FLOYD COUNTY KENTUCKY
On December 13, 1799, the Kentucky General Assembly enacted a bill establishing Floyd County and separating it from Fleming, Montgomery and Mason counties. Floyd County was the fortieth county to enter the Commonwealth of Kentucky and was named in honor of Colonel John Floyd (1750-1783), a surveyor and famous pioneer explorer. During the Civil War, two battles took place: The Battle of Ivy Mountain on November 8, 1861, and the Battle of Middle Creek on January 10, 1862.

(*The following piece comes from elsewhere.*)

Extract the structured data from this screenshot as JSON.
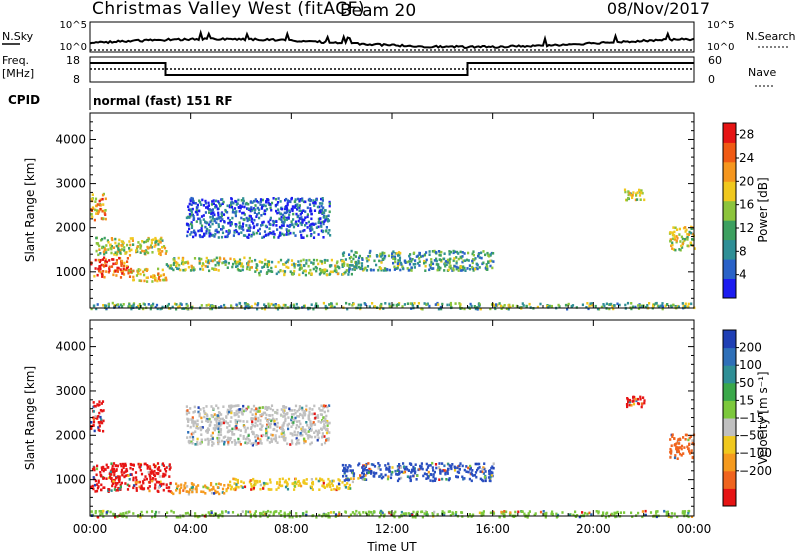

Located in the coal, oil and natural gas fields of Eastern Kentucky, Floyd County is part of the Cumberland Plateau of the Appalachian Mountain range and consists of 393 square miles. Drained by the Louisa Fork of the Big Sandy River, it has elevation ranges of 641 feet above sea level to over 2000 feet on higher peaks. There are five incorporated towns in Floyd County: Prestonsburg (county seat), Allen, Martin, Wayland, and Wheelwright. As of the 2010 United States Census, there were 39,451 people residing in the county.
Education is important in Floyd County, elementary and secondary education is provided by the Floyd County public school system. We also have higher education options to offer: Big Sandy Community and Technical College, which is a member of the Kentucky Community and Technical College System, offering two year degrees with transfer options to all major colleges and universities in the Commonwealth of Kentucky, and a campus of Morehead State University offering several bachelor degree options for students. Our public library's in Prestonsburg and at Eastern benefit all citizens.
Floyd County is proud of its many talented musicians and artists. If you enjoy live entertainment, you must see a show at the Mountain Arts Center. Outdoor enthusiasts will enjoy The Middle Creek National Battlefield, Dewey Lake & Jenny Wiley State Resort Park as well as many other recreational opportunities that our local parks offer. If you like golf, you can spend time on the greens at Beaver Valley Golf Course or take your golf swing to the professional level by visiting StoneCrest Golf Course.
Coal, once a major resource for settlers, continues to decrease in the 21st century. Leaders now view Floyd County on a new economic plane taking into consideration the diverse land potential and the increase in tourists. Floyd County has an abundance of opportunities for business, recreation, education, entertainment, and is open to new economic development. Our infrastructure is expanding to generate new possibilities for our people. The county's location is prime for new business opportunities as we are connected to 3 major highways: US 23, RT 80, and 114/Mountain Parkway.